Бесцветное новоселье


Формат малой сцены просто предназначен для экспериментов: оркестровая яма, а вместе с ней и барьер между артистами и зрителями отсутствуют, и сцена буквально перетекает в зрительный зал. Фантазии авторов вольготно – неформальность пространства немало помогла режиссеру Александру Тителю создать здесь свежую постановку по Моцарту.

Первым ступившим сюда хореографом стал Сергей Петухов. В начале 1990-х его имя мелькало среди создателей одноразовых проектов и концертных номеров на балетной сцене. Но никаких свершений, даже местного значения, с ним связано не было, и не случайно Петухов направил свою энергию на фигурное катание. Композиции наших прославленных фигуристов действительно можно назвать хореографическими: Петухов умеет ловко соединять четырехоборотные прыжки волнообразными движениями рук и корпуса, придумывать запоминающиеся поддержки и эффектные финальные позы в спортивных программах. Для своего первого полноценного балета хореограф взял привычные средства. Сбившиеся в начале спектакля в центре сцены исполнители, наряженные в белые плащи до пят, напоминают о культовом “Откровении” американского хореографа Алвина Эйли. И это лучший момент постановки. Освобождаясь от униформы и оказавшись в трико и купальниках разных расцветок, танцовщики не обретают индивидуальной пластики, а все так же змеятся всем телом, вихляют бедрами, вспрыгивают друг на друга из неудобных положений и с особым упорством закладывают ноги за уши. А изменение темпа от аллегро до адажио означает эмоциональные перемены от “Песни о нежности” и “Песни о беззаботности” до “Песни о любви” и “Песни о радости”.

Если бы не программка, можно подумать, что “Цвета белого” – реанимация опуса 30-летней давности, тем более что в пару к нему поставлены “Вечерние танцы” Тома Шиллинга 1980 г. рождения. Тогда на всех балетных сценах страны соревновались за то, чтобы создать свой эквивалент “Спартака”, а спектакль на музыку “Неоконченной симфонии” Шуберта принципиально не стремился к подавляющей мощи.

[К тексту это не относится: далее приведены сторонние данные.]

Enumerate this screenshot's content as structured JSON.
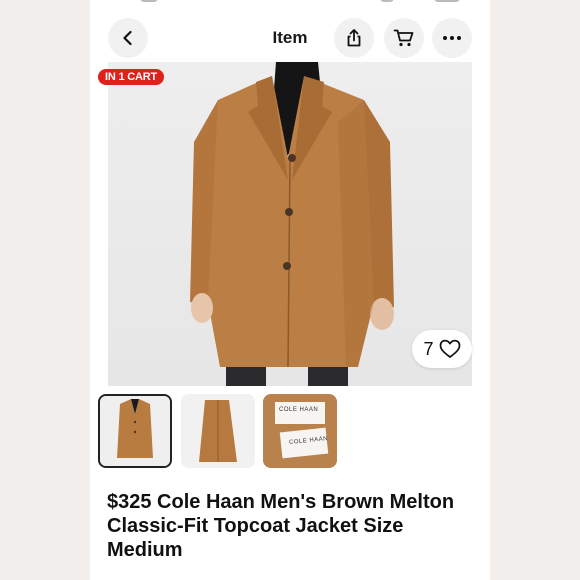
{
  "nav": {
    "title": "Item",
    "back_icon": "chevron-left-icon",
    "share_icon": "share-icon",
    "cart_icon": "cart-icon",
    "more_icon": "more-horizontal-icon"
  },
  "hero": {
    "badge": "IN 1 CART",
    "likes": "7",
    "badge_color": "#e0211b"
  },
  "thumbnails": [
    {
      "label": "coat front"
    },
    {
      "label": "coat side"
    },
    {
      "label": "cole haan label"
    }
  ],
  "labels": {
    "brand_top": "COLE HAAN",
    "brand_bottom": "COLE HAAN"
  },
  "listing": {
    "title": "$325 Cole Haan Men's Brown Melton Classic-Fit Topcoat Jacket Size Medium"
  }
}
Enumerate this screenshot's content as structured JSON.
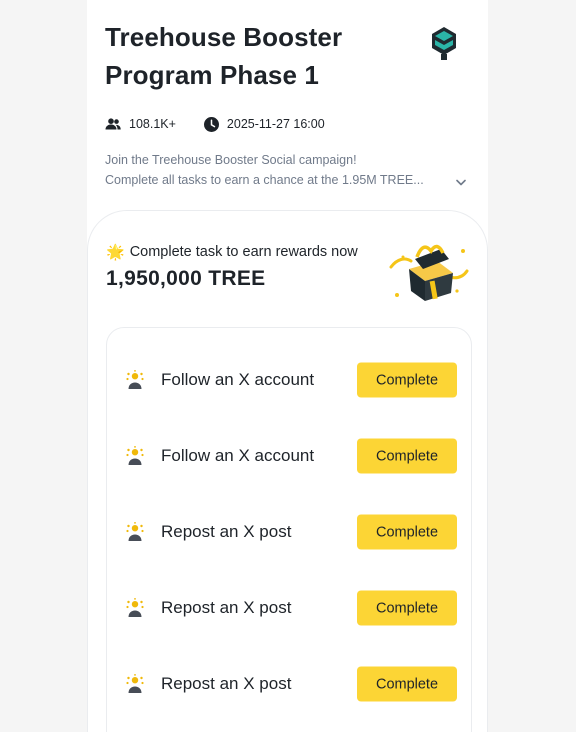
{
  "campaign": {
    "title": "Treehouse Booster Program Phase 1",
    "participants": "108.1K+",
    "end_time": "2025-11-27 16:00",
    "description_line1": "Join the Treehouse Booster Social campaign!",
    "description_line2": "Complete all tasks to earn a chance at the 1.95M TREE..."
  },
  "rewards": {
    "label": "Complete task to earn rewards now",
    "amount": "1,950,000 TREE"
  },
  "tasks": [
    {
      "label": "Follow an X account",
      "button": "Complete"
    },
    {
      "label": "Follow an X account",
      "button": "Complete"
    },
    {
      "label": "Repost an X post",
      "button": "Complete"
    },
    {
      "label": "Repost an X post",
      "button": "Complete"
    },
    {
      "label": "Repost an X post",
      "button": "Complete"
    }
  ],
  "icons": {
    "logo": "treehouse-logo",
    "participants": "users-icon",
    "time": "clock-icon",
    "expand": "chevron-down-icon",
    "sun": "sun-emoji-icon",
    "gift": "gift-box-illustration",
    "task": "task-person-icon"
  },
  "colors": {
    "accent": "#fcd535",
    "text": "#1e2329",
    "muted": "#707a8a",
    "logo_teal": "#2bb5a8"
  }
}
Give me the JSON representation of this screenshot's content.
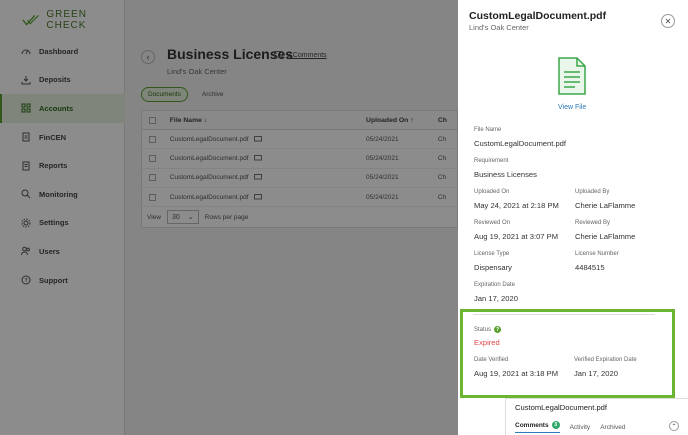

Демонстративно скупой в средствах (пустая сцена в сумеречном свете, три пары танцовщиков, один дуэт), построенный на ассоциациях со Средневековьем (горчичная цветовая гамма, платья с высокой талией и шнуровкой, элементы старинных бальных танцев), этот балет казался интеллектуальным высказыванием о взаимоотношениях человека со смертью. Сегодня, несмотря на старание исполнителей, “Вечерние танцы” выглядят несмелым подражанием Джерому Роббинсу. Не исключено, что это вызвано особенностями сцены: камерность в спектакле сочетается с абсолютной балетной условностью.

Балет “Станиславского”, долго переживавший череду тяжелых обстоятельств, с открытием театра после реконструкции только начал возвращать себе былой интерес публики. Но расширение технических возможностей пока совпадает с сужением художественных.